Daily Commentary BY THE CURVE TEAM –

FOMC Walks Back From Policy Normalisation

21st of March, 2019

Overnight, the FOMC’s March meeting rattled markets and points to worrying signs for the global economic outlook which will have ramifications for our own outlook.

The Fed decided to hold the Fed Funds rate within the target band of 2.25%-2.50% as was widely expected. However the major downward shift in the the dot plots, with members now projecting no rate hikes for 2019 and only one next year was a little more surprising. Adding to increasingly dovish stance, the Fed has indicated that it will slow its’ balance sheet normalisation, planning to end it in September this year.

The Fed’s dovish triggered a sharp response across many markets. The major US equity indices initially jumped in response, as did US 10 year bond prices while the USD was on the back foot.

However, many of these market movements were reversed once people understood the broader implications of the more dovish stance.

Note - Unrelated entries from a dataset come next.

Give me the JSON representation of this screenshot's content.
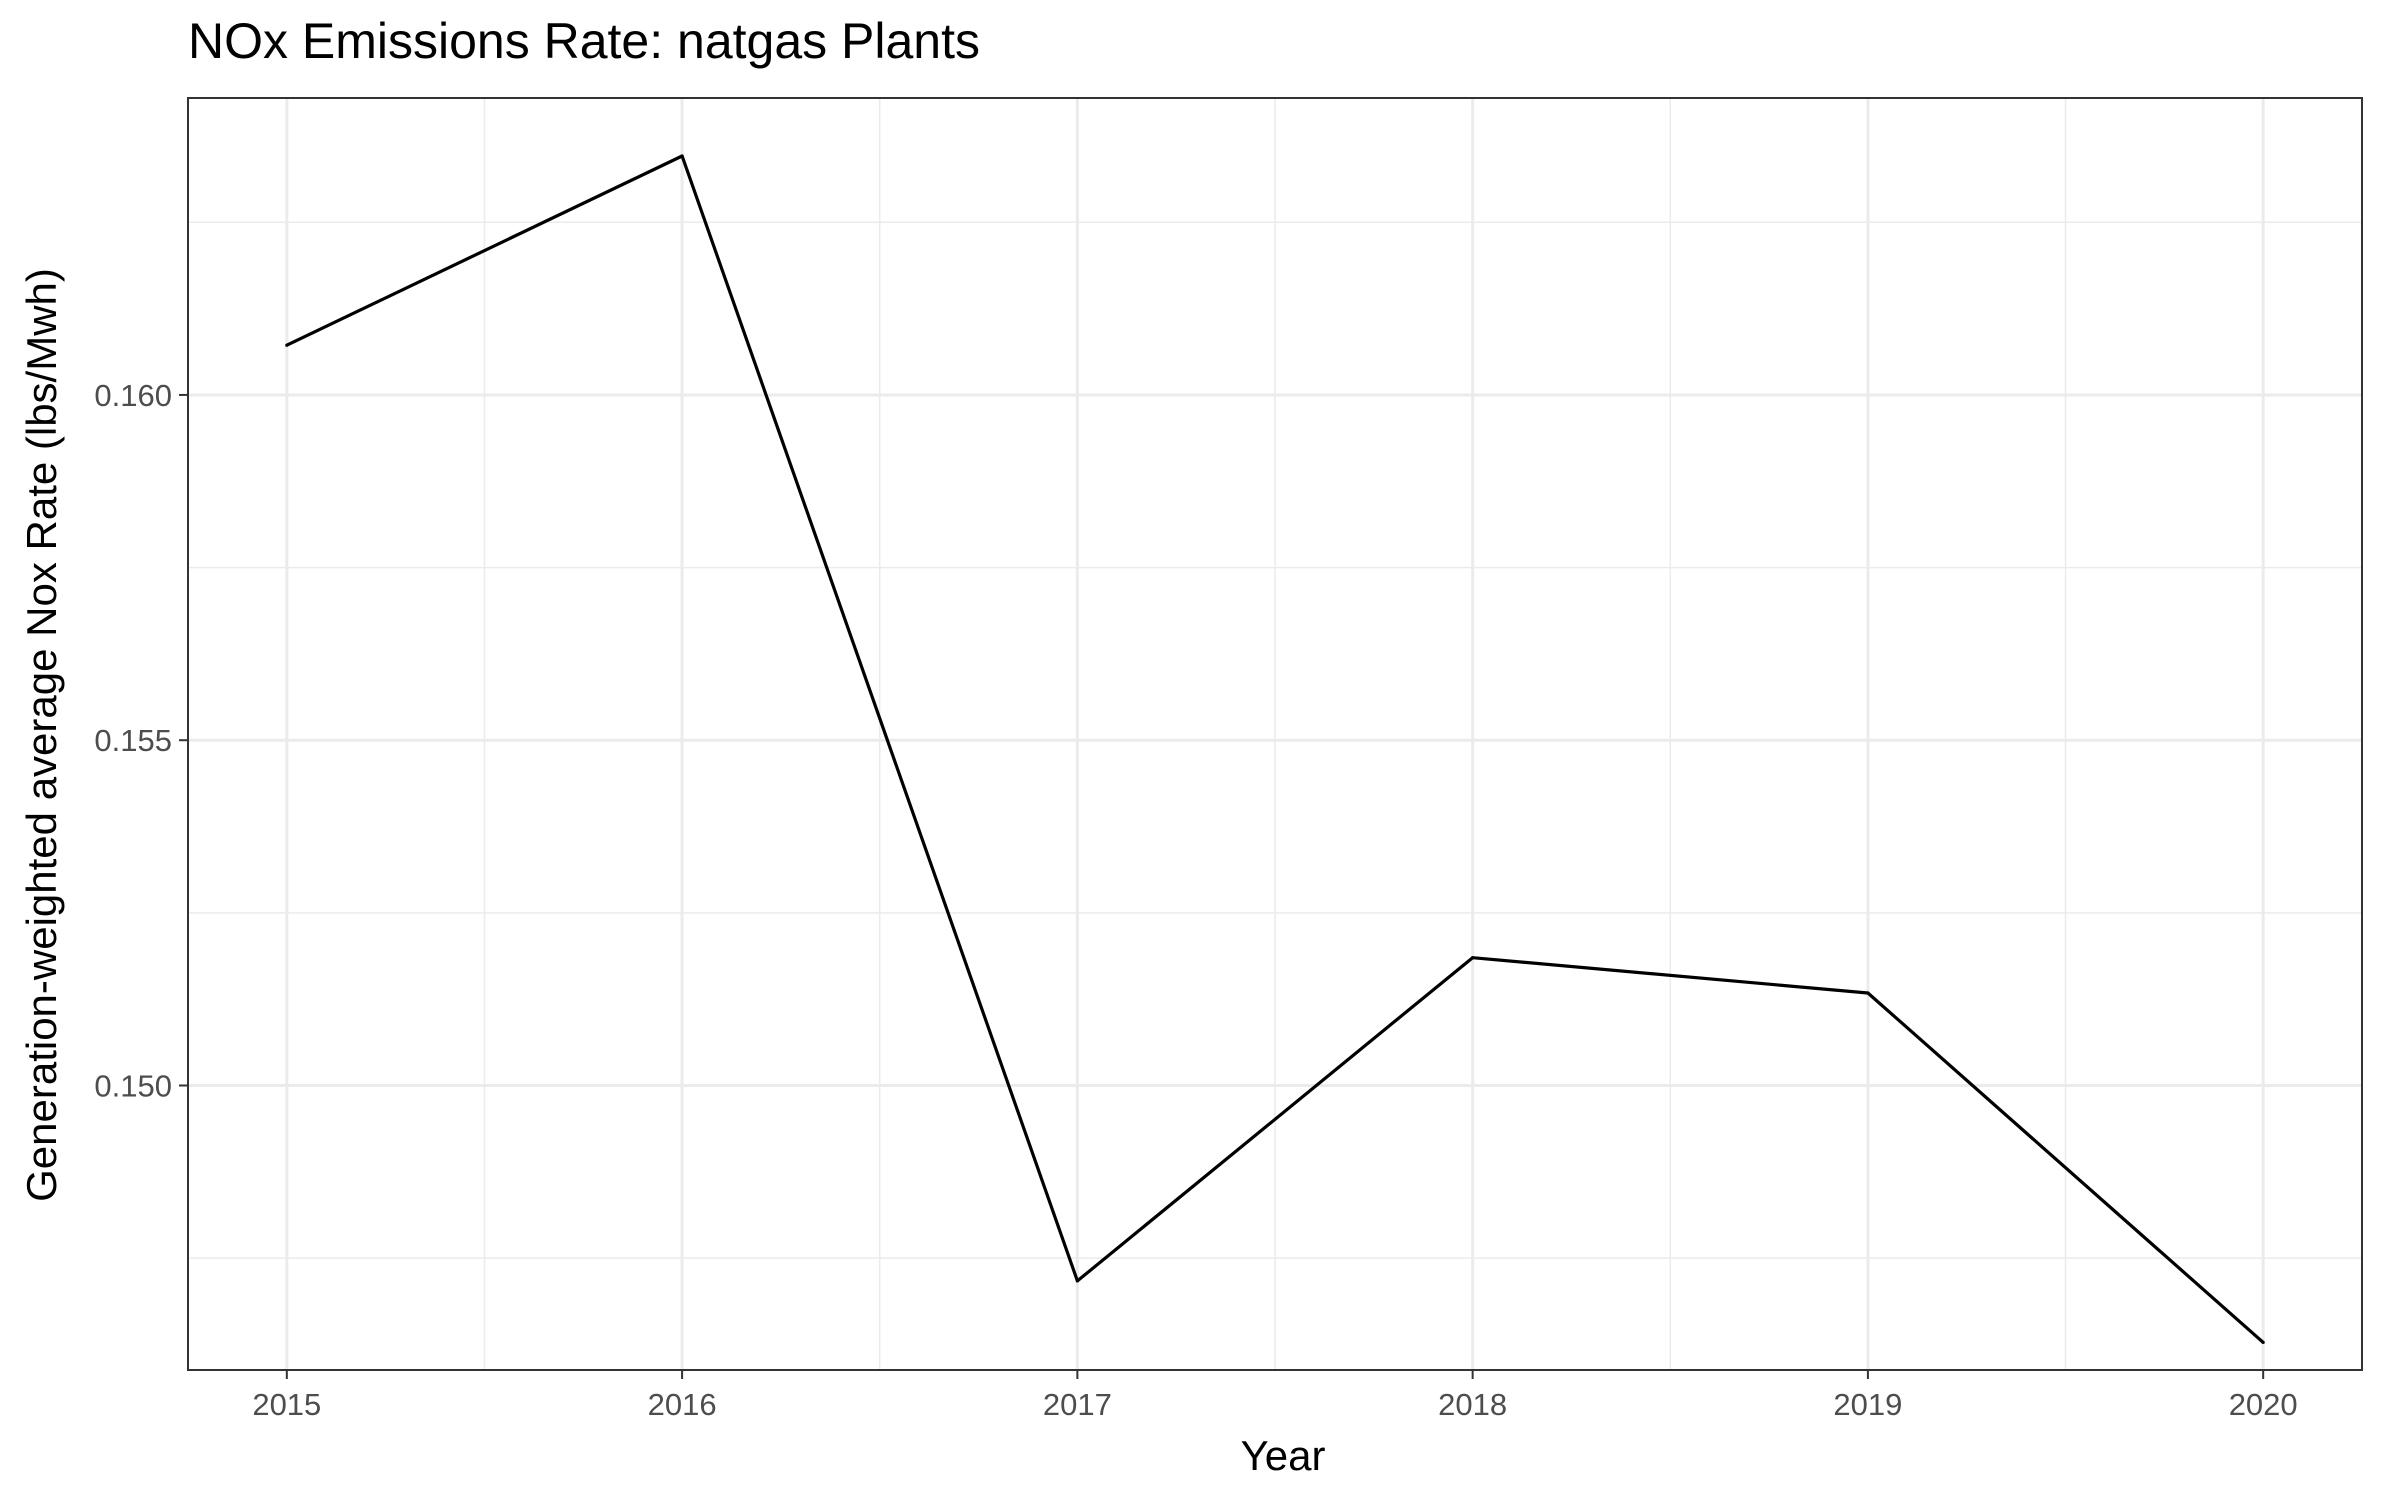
{
  "chart_data": {
    "type": "line",
    "title": "NOx Emissions Rate: natgas Plants",
    "xlabel": "Year",
    "ylabel": "Generation-weighted average Nox Rate (lbs/Mwh)",
    "x": [
      2015,
      2016,
      2017,
      2018,
      2019,
      2020
    ],
    "x_tick_labels": [
      "2015",
      "2016",
      "2017",
      "2018",
      "2019",
      "2020"
    ],
    "y_ticks": [
      0.15,
      0.155,
      0.16
    ],
    "y_tick_labels": [
      "0.150",
      "0.155",
      "0.160"
    ],
    "series": [
      {
        "values": [
          0.16072,
          0.16346,
          0.14717,
          0.15185,
          0.15134,
          0.14628
        ]
      }
    ],
    "xlim": [
      2014.75,
      2020.25
    ],
    "ylim": [
      0.14588,
      0.1643
    ],
    "grid": true,
    "line_color": "#000000",
    "grid_color": "#ebebeb",
    "tick_color": "#4d4d4d"
  }
}
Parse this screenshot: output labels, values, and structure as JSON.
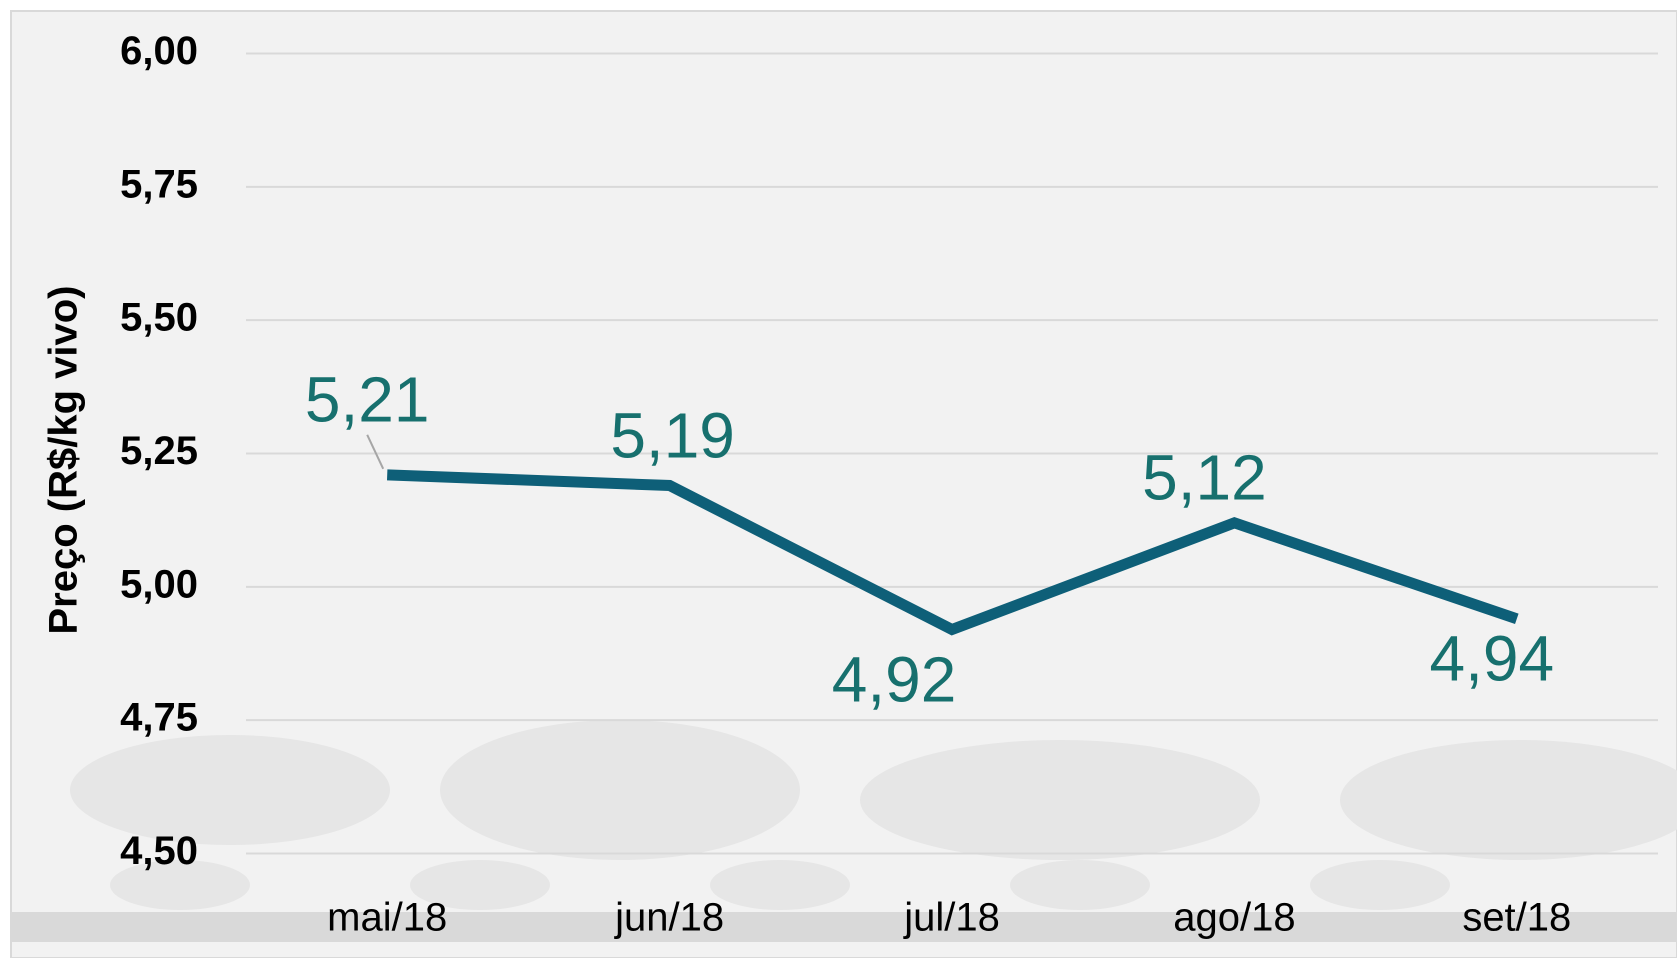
{
  "chart_data": {
    "type": "line",
    "y_label": "Preço (R$/kg vivo)",
    "categories": [
      "mai/18",
      "jun/18",
      "jul/18",
      "ago/18",
      "set/18"
    ],
    "series": [
      {
        "color": "#0e5f78",
        "values": [
          5.21,
          5.19,
          4.92,
          5.12,
          4.94
        ],
        "value_labels": [
          "5,21",
          "5,19",
          "4,92",
          "5,12",
          "4,94"
        ],
        "label_color": "#17706e"
      }
    ],
    "ylim": [
      4.5,
      6.0
    ],
    "yticks": [
      {
        "value": 4.5,
        "label": "4,50"
      },
      {
        "value": 4.75,
        "label": "4,75"
      },
      {
        "value": 5.0,
        "label": "5,00"
      },
      {
        "value": 5.25,
        "label": "5,25"
      },
      {
        "value": 5.5,
        "label": "5,50"
      },
      {
        "value": 5.75,
        "label": "5,75"
      },
      {
        "value": 6.0,
        "label": "6,00"
      }
    ],
    "grid": true
  }
}
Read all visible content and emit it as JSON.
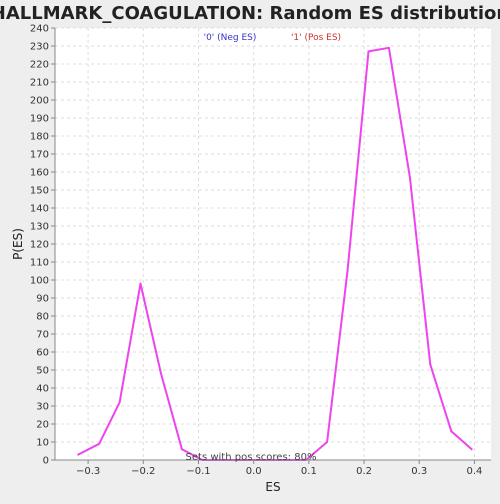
{
  "chart_data": {
    "type": "line",
    "title": "HALLMARK_COAGULATION: Random ES distribution",
    "xlabel": "ES",
    "ylabel": "P(ES)",
    "xlim": [
      -0.36,
      0.43
    ],
    "ylim": [
      0,
      240
    ],
    "x_ticks": [
      -0.3,
      -0.2,
      -0.1,
      0.0,
      0.1,
      0.2,
      0.3,
      0.4
    ],
    "x_tick_labels": [
      "−0.3",
      "−0.2",
      "−0.1",
      "0.0",
      "0.1",
      "0.2",
      "0.3",
      "0.4"
    ],
    "y_ticks": [
      0,
      10,
      20,
      30,
      40,
      50,
      60,
      70,
      80,
      90,
      100,
      110,
      120,
      130,
      140,
      150,
      160,
      170,
      180,
      190,
      200,
      210,
      220,
      230,
      240
    ],
    "grid": true,
    "legend": [
      {
        "label": "'0' (Neg ES)",
        "color": "#3333cc"
      },
      {
        "label": "'1' (Pos ES)",
        "color": "#cc3333"
      }
    ],
    "annotation": "Sets with pos scores: 80%",
    "series": [
      {
        "color": "#ee44ee",
        "x": [
          -0.318,
          -0.28,
          -0.243,
          -0.205,
          -0.168,
          -0.13,
          -0.093,
          -0.055,
          -0.018,
          0.02,
          0.057,
          0.095,
          0.133,
          0.17,
          0.208,
          0.245,
          0.283,
          0.32,
          0.358,
          0.395
        ],
        "y": [
          3,
          9,
          32,
          98,
          48,
          6,
          0,
          0,
          0,
          0,
          0,
          0,
          10,
          105,
          227,
          229,
          157,
          53,
          16,
          6
        ]
      }
    ]
  }
}
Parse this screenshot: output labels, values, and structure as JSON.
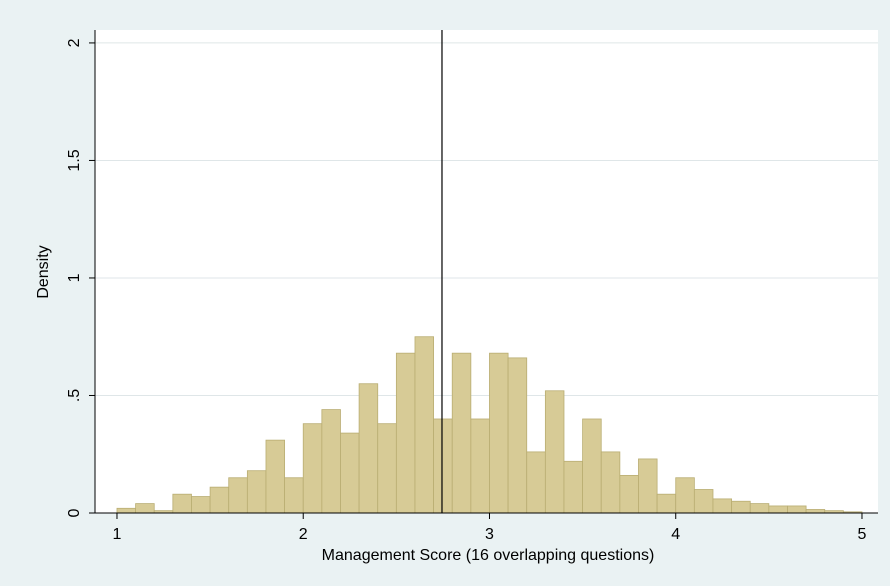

However bonds held their gains and are on the verge of breaking out would send bond yields tumbling. Its worrying that, despite strong employment figures for the past 3 months, Fed Chair Powell is starting to walk back from normalising monetary policy settings.

It seems that the FOMC are reluctant to continue tightening policy because they are significantly concerned about the growth outlook for the US economy, rising geopolitical tensions and slowing global growth.

Importantly, the Fed’s new stance could have worrying consequences for the Australian economy. The more dovish stance from the Fed, falling in line with other central banks globally, has impactions for policy divergence with the RBA, that had helped keep the AUD lower as yield differentials may not widen as far as had been expected.

The key to the domestic outlook is still centred around employment outcomes, which we get an update on later today. However shifting sands offshore and a deteriorating global outlook only add to the downside risks for the RBA’s expectations and outlook for monetary policy.